8件に止まった大企業の起訴、現代車は「不起訴」

問題は大企業の捜査と起訴が非常に遅いという点だ。法施行以後、今年3月までの起訴比率は僅か5%に止まる。民主党のキム・ジュヨン議員が労働部から受け取った(非識別処理された)重大災害処罰法違反罪の控訴状60部を、<毎日労働ニュース>が分析した結果によれば、現在までに起訴された62件の中で、大企業集団(系列会社・子会社含む)は8件に止まった。

特に、重大災害の最多発生大企業である現代自動車グループは、検察が不起訴で終えた事件もある。2022年3月、現代自動車全州工場で商用トラックの品質検収をしていた労働者が、車体の位置を調整している間に、挟まれる事故で亡くなった事故で、現代自動車の代表理事が捜査を受けたが、無嫌疑で終結した。現代車グループの四回目の事故だったにも拘わらず、雇用労働部が昨年9月に無嫌疑の意見で検察に送致し、全州地検が同年11月に不起訴にした。現代自動車が重大災害処罰法上の安全保健確保義務を履行していたというのが理由だ。

捜査と起訴が遅いことも批判の対象だ。現代車グループは2022年3月から重大災害処罰法の適用を受ける死亡事故が発生したが、検察は二年六ヶ月が過ぎても1件も起訴しなかった。法の施行以後、サムピョ産業(2022年1月29日)に続いて、二番目に重大災害が発生した現代建設(2022年2月16日)も、今でも捜査中だという。法が施行された年の2022年に起きた大企業重大災害の8件だけが起訴された状態だ。その後に発生した死亡事故に関して起訴された事例は、9月23日に代表理事が拘束起訴された永豊グループの石浦製錬所(2023年12月)だけだ。災害発生日から起訴までにかかった時間も平均455日で、一年を遙かに超える。捜査期間が800日を超えた事件も2件ある。

キム・ジュヨン議員は「大企業に対する捜査と起訴が特に遅い現象は、労働部と検察が大企業の顔色を伺うためとみられるが、重大災害処罰法の実効性を落とすもので、職務遺棄に他ならない」とし、「迅速で厳正な捜査と起訴によって、労働者の生命保護のための責任を果たさなければならない」と批判した。

捜査期間が一年を超え「捜査意志不足という誤った信号」

専門家たちは捜査機関の『意志不足』を原因に挙げる。
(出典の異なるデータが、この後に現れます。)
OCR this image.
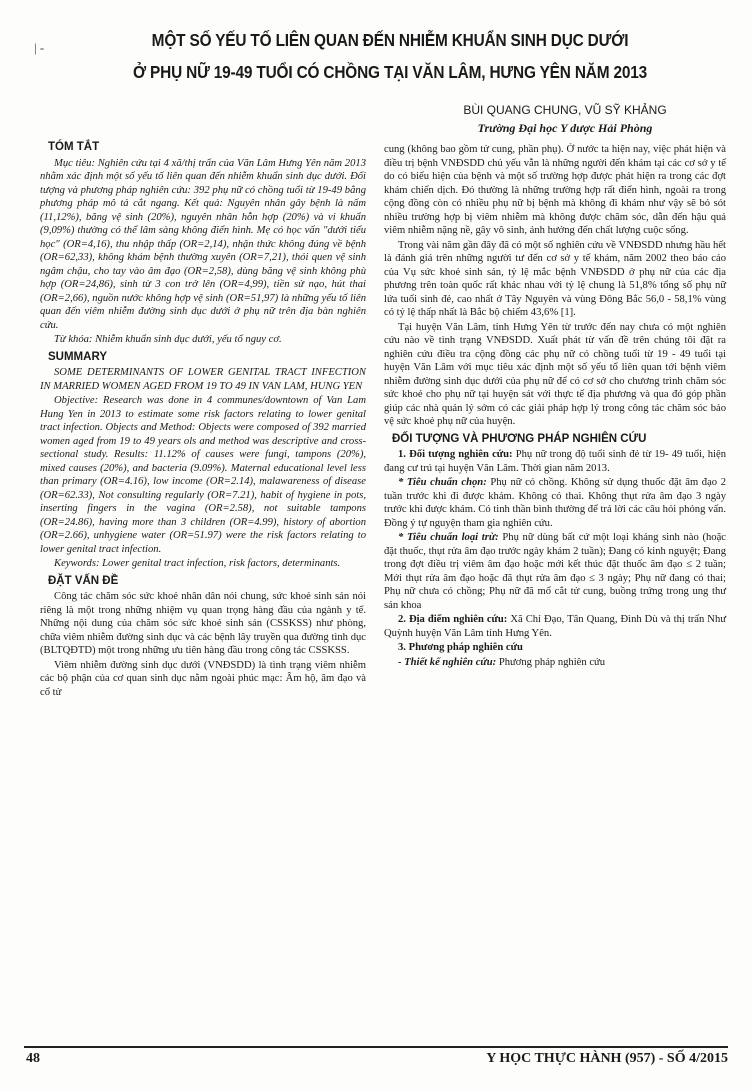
| -	MỘT SỐ YẾU TỐ LIÊN QUAN ĐẾN NHIỄM KHUẨN SINH DỤC DƯỚI
Ở PHỤ NỮ 19-49 TUỔI CÓ CHỒNG TẠI VĂN LÂM, HƯNG YÊN NĂM 2013
BÙI QUANG CHUNG, VŨ SỸ KHẢNG
Trường Đại học Y dược Hải Phòng
TÓM TẮT

Mục tiêu: Nghiên cứu tại 4 xã/thị trấn của Văn Lâm Hưng Yên năm 2013 nhằm xác định một số yếu tố liên quan đến nhiễm khuẩn sinh dục dưới. Đối tượng và phương pháp nghiên cứu: 392 phụ nữ có chồng tuổi từ 19-49 bằng phương pháp mô tả cắt ngang. Kết quả: Nguyên nhân gây bệnh là nấm (11,12%), băng vệ sinh (20%), nguyên nhân hỗn hợp (20%) và vi khuẩn (9,09%) thường có thể lâm sàng không điển hình. Mẹ có học vấn "dưới tiểu học" (OR=4,16), thu nhập thấp (OR=2,14), nhận thức không đúng về bệnh (OR=62,33), không khám bệnh thường xuyên (OR=7,21), thói quen vệ sinh ngâm chậu, cho tay vào âm đạo (OR=2,58), dùng băng vệ sinh không phù hợp (OR=24,86), sinh từ 3 con trở lên (OR=4,99), tiền sử nạo, hút thai (OR=2,66), nguồn nước không hợp vệ sinh (OR=51,97) là những yếu tố liên quan đến viêm nhiễm đường sinh dục dưới ở phụ nữ trên địa bàn nghiên cứu.

Từ khóa: Nhiễm khuẩn sinh dục dưới, yếu tố nguy cơ.

SUMMARY

SOME DETERMINANTS OF LOWER GENITAL TRACT INFECTION IN MARRIED WOMEN AGED FROM 19 TO 49 IN VAN LAM, HUNG YEN

Objective: Research was done in 4 communes/downtown of Van Lam Hung Yen in 2013 to estimate some risk factors relating to lower genital tract infection. Objects and Method: Objects were composed of 392 married women aged from 19 to 49 years ols and method was descriptive and cross-sectional study. Results: 11.12% of causes were fungi, tampons (20%), mixed causes (20%), and bacteria (9.09%). Maternal educational level less than primary (OR=4.16), low income (OR=2.14), malawareness of disease (OR=62.33), Not consulting regularly (OR=7.21), habit of hygiene in pots, inserting fingers in the vagina (OR=2.58), not suitable tampons (OR=24.86), having more than 3 children (OR=4.99), history of abortion (OR=2.66), unhygiene water (OR=51.97) were the risk factors relating to lower genital tract infection.

Keywords: Lower genital tract infection, risk factors, determinants.

ĐẶT VẤN ĐỀ

Công tác chăm sóc sức khoẻ nhân dân nói chung, sức khoẻ sinh sản nói riêng là một trong những nhiệm vụ quan trọng hàng đầu của ngành y tế. Những nội dung của chăm sóc sức khoẻ sinh sản (CSSKSS) như phòng, chữa viêm nhiễm đường sinh dục và các bệnh lây truyền qua đường tình dục (BLTQĐTD) một trong những ưu tiên hàng đầu trong công tác CSSKSS.

Viêm nhiễm đường sinh dục dưới (VNĐSDD) là tình trạng viêm nhiễm các bộ phận của cơ quan sinh dục nằm ngoài phúc mạc: Âm hộ, âm đạo và cổ tử

cung (không bao gồm tử cung, phần phụ). Ở nước ta hiện nay, việc phát hiện và điều trị bệnh VNĐSDD chủ yếu vẫn là những người đến khám tại các cơ sở y tế do có biểu hiện của bệnh và một số trường hợp được phát hiện ra trong các đợt khám chiến dịch. Đó thường là những trường hợp rất điển hình, ngoài ra trong cộng đồng còn có nhiều phụ nữ bị bệnh mà không đi khám như vậy sẽ bỏ sót nhiều trường hợp bị viêm nhiễm mà không được chăm sóc, dẫn đến hậu quả viêm nhiễm nặng nề, gây vô sinh, ảnh hưởng đến chất lượng cuộc sống.

Trong vài năm gần đây đã có một số nghiên cứu về VNĐSDD nhưng hầu hết là đánh giá trên những người tư đến cơ sở y tế khám, năm 2002 theo báo cáo của Vụ sức khoẻ sinh sản, tỷ lệ mắc bệnh VNĐSDD ở phụ nữ của các địa phương trên toàn quốc rất khác nhau với tỷ lệ chung là 51,8% tổng số phụ nữ lứa tuổi sinh đẻ, cao nhất ở Tây Nguyên và vùng Đông Bắc 56,0 - 58,1% vùng có tỷ lệ thấp nhất là Bắc bộ chiếm 43,6% [1].

Tại huyện Văn Lâm, tỉnh Hưng Yên từ trước đến nay chưa có một nghiên cứu nào về tình trạng VNĐSDD. Xuất phát từ vấn đề trên chúng tôi đặt ra nghiên cứu điều tra cộng đồng các phụ nữ có chồng tuổi từ 19 - 49 tuổi tại huyện Văn Lâm với mục tiêu xác định một số yếu tố liên quan tới bệnh viêm nhiễm đường sinh dục dưới của phụ nữ để có cơ sở cho chương trình chăm sóc sức khoẻ cho phụ nữ tại huyện sát với thực tế địa phương và qua đó góp phần giúp các nhà quản lý sớm có các giải pháp hợp lý trong công tác chăm sóc bảo vệ sức khoẻ phụ nữ của huyện.

ĐỐI TƯỢNG VÀ PHƯƠNG PHÁP NGHIÊN CỨU

1. Đối tượng nghiên cứu: Phụ nữ trong độ tuổi sinh đẻ từ 19- 49 tuổi, hiện đang cư trú tại huyện Văn Lâm. Thời gian năm 2013.

* Tiêu chuẩn chọn: Phụ nữ có chồng. Không sử dụng thuốc đặt âm đạo 2 tuần trước khi đi được khám. Không có thai. Không thụt rửa âm đạo 3 ngày trước khi được khám. Có tinh thần bình thường để trả lời các câu hỏi phỏng vấn. Đồng ý tự nguyện tham gia nghiên cứu.

* Tiêu chuẩn loại trừ: Phụ nữ dùng bất cứ một loại kháng sinh nào (hoặc đặt thuốc, thụt rửa âm đạo trước ngày khám 2 tuần); Đang có kinh nguyệt; Đang trong đợt điều trị viêm âm đạo hoặc mới kết thúc đặt thuốc âm đạo ≤ 2 tuần; Mới thụt rửa âm đạo hoặc đã thụt rửa âm đạo ≤ 3 ngày; Phụ nữ đang có thai; Phụ nữ chưa có chồng; Phụ nữ đã mổ cắt tử cung, buồng trứng trong ung thư sản khoa

2. Địa điểm nghiên cứu: Xã Chỉ Đạo, Tân Quang, Đình Dù và thị trấn Như Quỳnh huyện Văn Lâm tỉnh Hưng Yên.

3. Phương pháp nghiên cứu

- Thiết kế nghiên cứu: Phương pháp nghiên cứu

48	Y HỌC THỰC HÀNH (957) - SỐ 4/2015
チョ・ジェミン弁護士は「重大災害処罰法上、安全保健確保義務を完璧に履行することは難しいが、中小企業は起訴し、大企業と公共機関は不起訴で終え、裁判さえ受けていないのが実情」で、「検察が不起訴を続けること自体が公正性を喪失したものであり、制度の補完が必要だ」と指摘した。ソン・イクチャン弁護士は、「重大災害処罰法は、経営責任者が行うべきことをすべてやったにも拘わらず、事故が起こったかどうかを調べろという法だが、大企業だけが起訴件数が少ないのは理解し難い。」「経営責任者がきちんと安全保健確保義務を履行したとすれば、重大災害の発生が減るのが正常」だと批判した。

パク・ヘチョル議員は「一つの企業集団で23件の重大災害死亡事故が発生したということは、グループレベルでの安全保健システムが作動していないという証拠なのに、労働部と検察が大企業の経営責任者だけに特恵を与えているという認識を持たせる。」「大企業は形式的な安全保健体系さえ整えれば処罰を避けられるという、誤った信号を与えかねない」と批判した。

国会・環境労働委員会のイ・ヨンウ民主党議員も「災害発生日から一年以上も捜査する状況は、捜査機関の人材から捜査方式までの全てを点検しなければならないということ」で、「労働者の死には企業責任を徹底的に問い糺す」と批判した。